В своем опус-магнум я хотел отразить нерешенные проблемы человечества; всем им положила начало война, о чем не дает забыть это мучительное зрелище людей-крыс на развалинах Берлина… бесконечные эскизы, наброски углем валялись у меня по всей мастерской долгие годы. И каждый — вслепую, ощупью — подводил меня к этому моменту…
Уолтер Кин, в «Уолтер Кин: Завтрашняя классика»
Я у последней черты, пред которой мне, наверное, опять придется сидеть годами, чтобы затем, может быть, начать новую вещь, которая опять останется незаконченной. Эта участь преследует меня.
Кафка, «Дневники» [64]
Серым весенним утром, накануне того дня, когда К. должен был исполниться тридцать один год, его вызвали в суд. Он и не думал, что процесс, который так долго откладывали, все же состоится. Век живи, век учись. От квартиры его сопровождали судебные приставы в черных костюмах, противосолнечных очках и с неподвижными, до комичного суровыми лицами.
— Вы похожи на статистов из «Секретных материалов»! — воскликнул К.
Но судебные приставы хранили молчание. Взяв К. под руки и крепко зажав с боков, они спустились с ним по лестнице и вышли на улицу. Все так же молча они препроводили К. сквозь безразличную толкотню спешащих на работу прохожих, через утренние пробки автофургонов и таксомоторов к новому «Марриотту» в бруклинском даунтауне. Объявление в гостиничном вестибюле гласило: «Добро пожаловать на процесс К. в бальный зал „Либерти“ А /Б», а ниже шрифтом помельче: «Здесь не курят». Приставы отвели К. через вестибюль в бальный зал, временно переоборудованный в зал суда. Там уже было битком, и при появлении К. вскинулся хор перешептываний. Приставы отпустили К. и знаками велели ему идти туда, где ждали судья, присяжные, защитник и обвинитель. К. двинулся по центральному проходу, горделивой осанкой демонстрируя свое безразличие к выпученным глазам публики, к их крутящимся шеям, к многоголосому шепоту. Подойдя поближе, К. увидел, что его защитник — не кто иной, как Рекламный Телепушер. Тот грузно поднялся со стула и протянул К. руку для пожатия. К. пожал его руку, неожиданно мягкую и тут же выскользнувшую. Теперь К. увидел, что обвинителем выступает Знаменитый Клоун. В безупречном костюме-тройке и гигантских, отлакированных до блеска штиблетах, тот остался сидеть за столом, мрачно щурясь через очки на кипу документов и делая вид, будто не заметил появления К. На месте судьи К. увидел Бродяжку.
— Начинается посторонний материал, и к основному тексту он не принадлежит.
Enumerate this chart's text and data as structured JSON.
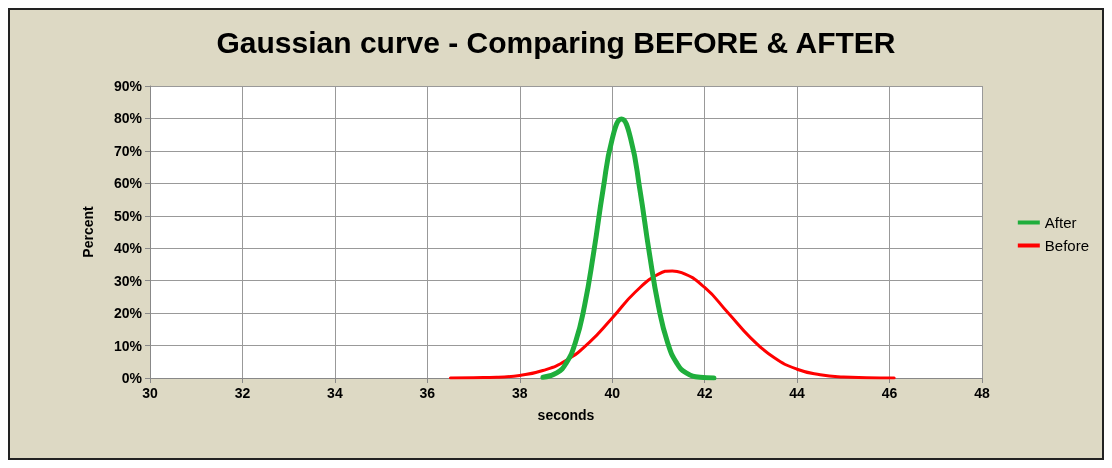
{
  "chart_data": {
    "type": "line",
    "title": "Gaussian curve - Comparing BEFORE & AFTER",
    "xlabel": "seconds",
    "ylabel": "Percent",
    "xlim": [
      30,
      48
    ],
    "xticks": [
      30,
      32,
      34,
      36,
      38,
      40,
      42,
      44,
      46,
      48
    ],
    "ylim": [
      0,
      90
    ],
    "yticks": [
      {
        "value": 0,
        "label": "0%"
      },
      {
        "value": 10,
        "label": "10%"
      },
      {
        "value": 20,
        "label": "20%"
      },
      {
        "value": 30,
        "label": "30%"
      },
      {
        "value": 40,
        "label": "40%"
      },
      {
        "value": 50,
        "label": "50%"
      },
      {
        "value": 60,
        "label": "60%"
      },
      {
        "value": 70,
        "label": "70%"
      },
      {
        "value": 80,
        "label": "80%"
      },
      {
        "value": 90,
        "label": "90%"
      }
    ],
    "grid": true,
    "legend": "right",
    "marker": "none",
    "line_style": "solid",
    "series": [
      {
        "name": "After",
        "color": "#1fae3c",
        "x": [
          38.5,
          38.8,
          39.0,
          39.2,
          39.4,
          39.6,
          39.8,
          40.0,
          40.2,
          40.4,
          40.6,
          40.8,
          41.0,
          41.2,
          41.4,
          41.6,
          41.9,
          42.2
        ],
        "values": [
          0.2,
          1.6,
          4.5,
          10.8,
          22.2,
          38.8,
          57.9,
          73.7,
          79.8,
          73.7,
          57.9,
          38.8,
          22.2,
          10.8,
          4.5,
          1.6,
          0.2,
          0
        ]
      },
      {
        "name": "Before",
        "color": "#ff0000",
        "x": [
          36.5,
          37.0,
          37.5,
          38.0,
          38.5,
          39.0,
          39.5,
          40.0,
          40.5,
          41.0,
          41.3,
          41.5,
          42.0,
          42.5,
          43.0,
          43.5,
          44.0,
          44.5,
          45.0,
          45.5,
          46.1
        ],
        "values": [
          0,
          0.1,
          0.2,
          0.8,
          2.3,
          5.4,
          10.9,
          18.5,
          26.5,
          32,
          33,
          32.5,
          27.9,
          20.2,
          12.3,
          6.3,
          2.7,
          1,
          0.3,
          0.1,
          0
        ]
      }
    ]
  }
}
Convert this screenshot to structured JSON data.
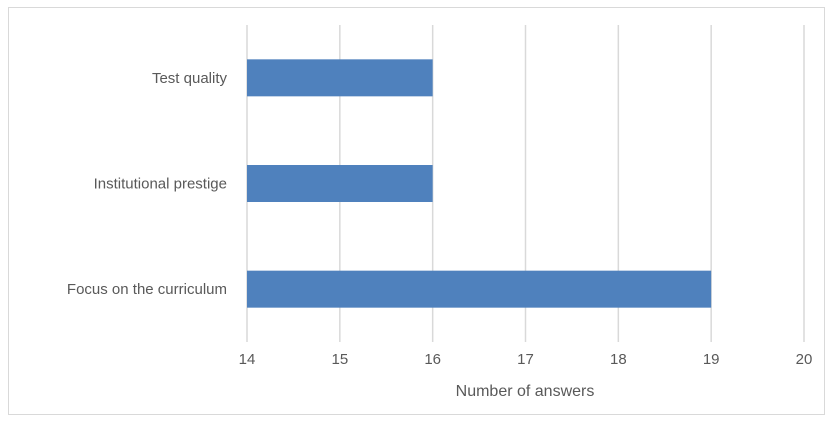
{
  "chart_data": {
    "type": "bar",
    "orientation": "horizontal",
    "categories": [
      "Test quality",
      "Institutional prestige",
      "Focus on the curriculum"
    ],
    "values": [
      16,
      16,
      19
    ],
    "title": "",
    "xlabel": "Number of answers",
    "ylabel": "",
    "xlim": [
      14,
      20
    ],
    "xticks": [
      "14",
      "15",
      "16",
      "17",
      "18",
      "19",
      "20"
    ],
    "grid": "vertical",
    "legend": "none",
    "bar_color": "#4F81BD",
    "grid_color": "#d9d9d9"
  }
}
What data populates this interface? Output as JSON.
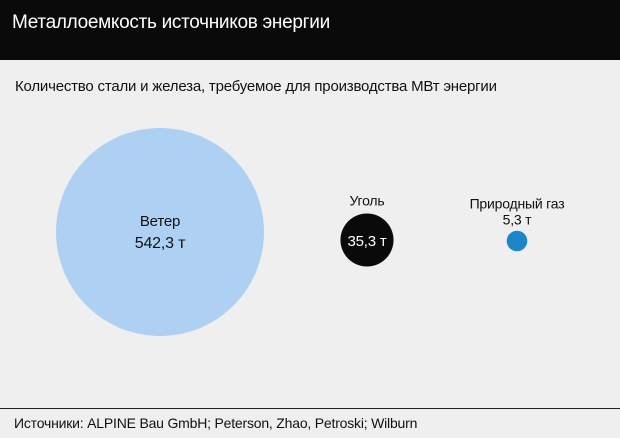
{
  "header": {
    "title": "Металлоемкость источников энергии"
  },
  "subtitle": "Количество стали и железа, требуемое для производства МВт энергии",
  "footer": {
    "sources": "Источники: ALPINE Bau GmbH; Peterson, Zhao, Petroski; Wilburn"
  },
  "colors": {
    "wind": "#aed1f3",
    "coal": "#0a0a0a",
    "gas": "#1c86c8",
    "background": "#efefef",
    "header": "#0a0a0a"
  },
  "chart_data": {
    "type": "bubble",
    "title": "Металлоемкость источников энергии",
    "subtitle": "Количество стали и железа, требуемое для производства МВт энергии",
    "unit": "т",
    "series": [
      {
        "name": "Ветер",
        "value": 542.3,
        "value_label": "542,3 т",
        "label_position": "inside"
      },
      {
        "name": "Уголь",
        "value": 35.3,
        "value_label": "35,3 т",
        "label_position": "name-above-value-inside"
      },
      {
        "name": "Природный газ",
        "value": 5.3,
        "value_label": "5,3 т",
        "label_position": "above"
      }
    ]
  }
}
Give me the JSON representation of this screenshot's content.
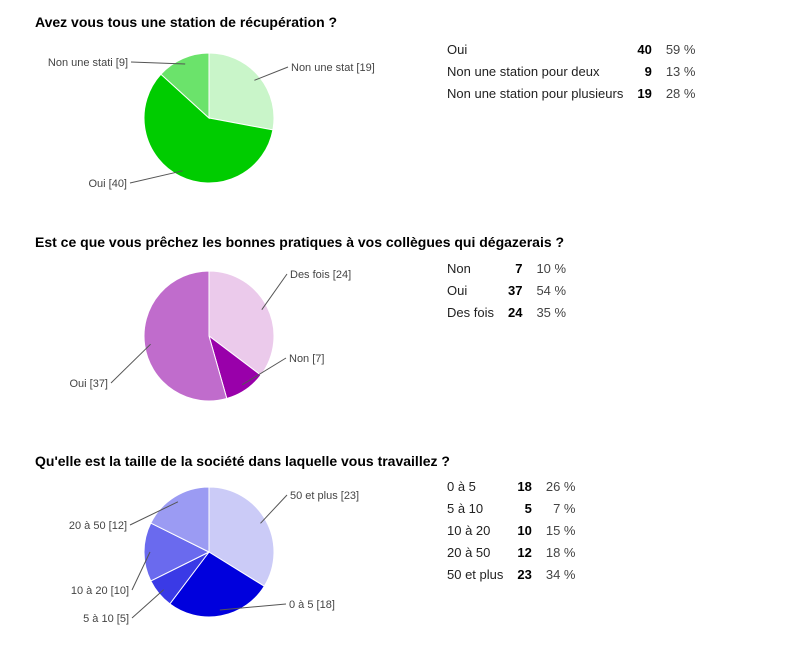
{
  "questions": [
    {
      "title": "Avez vous tous une station de récupération ?",
      "summary": [
        {
          "label": "Oui",
          "count": "40",
          "percent": "59 %"
        },
        {
          "label": "Non une station pour deux",
          "count": "9",
          "percent": "13 %"
        },
        {
          "label": "Non une station pour plusieurs",
          "count": "19",
          "percent": "28 %"
        }
      ]
    },
    {
      "title": "Est ce que vous prêchez les bonnes pratiques à vos collègues qui dégazerais ?",
      "summary": [
        {
          "label": "Non",
          "count": "7",
          "percent": "10 %"
        },
        {
          "label": "Oui",
          "count": "37",
          "percent": "54 %"
        },
        {
          "label": "Des fois",
          "count": "24",
          "percent": "35 %"
        }
      ]
    },
    {
      "title": "Qu'elle est la taille de la société dans laquelle vous travaillez ?",
      "summary": [
        {
          "label": "0 à 5",
          "count": "18",
          "percent": "26 %"
        },
        {
          "label": "5 à 10",
          "count": "5",
          "percent": "7 %"
        },
        {
          "label": "10 à 20",
          "count": "10",
          "percent": "15 %"
        },
        {
          "label": "20 à 50",
          "count": "12",
          "percent": "18 %"
        },
        {
          "label": "50 et plus",
          "count": "23",
          "percent": "34 %"
        }
      ]
    }
  ],
  "chart_data": [
    {
      "type": "pie",
      "title": "Avez vous tous une station de récupération ?",
      "slices": [
        {
          "name": "Non une stat",
          "value": 19,
          "color": "#c9f5c9",
          "callout": "Non une stat [19]"
        },
        {
          "name": "Oui",
          "value": 40,
          "color": "#00cc00",
          "callout": "Oui [40]"
        },
        {
          "name": "Non une stati",
          "value": 9,
          "color": "#6be36b",
          "callout": "Non une stati [9]"
        }
      ]
    },
    {
      "type": "pie",
      "title": "Est ce que vous prêchez les bonnes pratiques à vos collègues qui dégazerais ?",
      "slices": [
        {
          "name": "Des fois",
          "value": 24,
          "color": "#ebcaeb",
          "callout": "Des fois [24]"
        },
        {
          "name": "Non",
          "value": 7,
          "color": "#9900aa",
          "callout": "Non [7]"
        },
        {
          "name": "Oui",
          "value": 37,
          "color": "#c06ccc",
          "callout": "Oui [37]"
        }
      ]
    },
    {
      "type": "pie",
      "title": "Qu'elle est la taille de la société dans laquelle vous travaillez ?",
      "slices": [
        {
          "name": "50 et plus",
          "value": 23,
          "color": "#cbcbf7",
          "callout": "50 et plus [23]"
        },
        {
          "name": "0 à 5",
          "value": 18,
          "color": "#0000dd",
          "callout": "0 à 5 [18]"
        },
        {
          "name": "5 à 10",
          "value": 5,
          "color": "#3a3ae6",
          "callout": "5 à 10 [5]"
        },
        {
          "name": "10 à 20",
          "value": 10,
          "color": "#6a6aee",
          "callout": "10 à 20 [10]"
        },
        {
          "name": "20 à 50",
          "value": 12,
          "color": "#9b9bf3",
          "callout": "20 à 50 [12]"
        }
      ]
    }
  ]
}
В тяжелой черной мантии она сидела на высоком табурете, мелко завитой парик частично скрывал ее растрепанные волосы, но не мог скрыть бесконечного страдания в черных омутах ее глаз. Бродяжка сосредоточенно вертела в руках судейский молоток и никак не отреагировала на появление К. в зале. Телепушер усадил К. рядом с собой за стол защиты, так что Бродяжка оказалась прямо перед ним, а Клоун-обвинитель — справа. Жюри присяжных сидело на возвышении по левую руку от К., и он никак не мог заставить себя посмотреть в их сторону. К. не хотел ни жалости, ни каких-либо особых послаблений.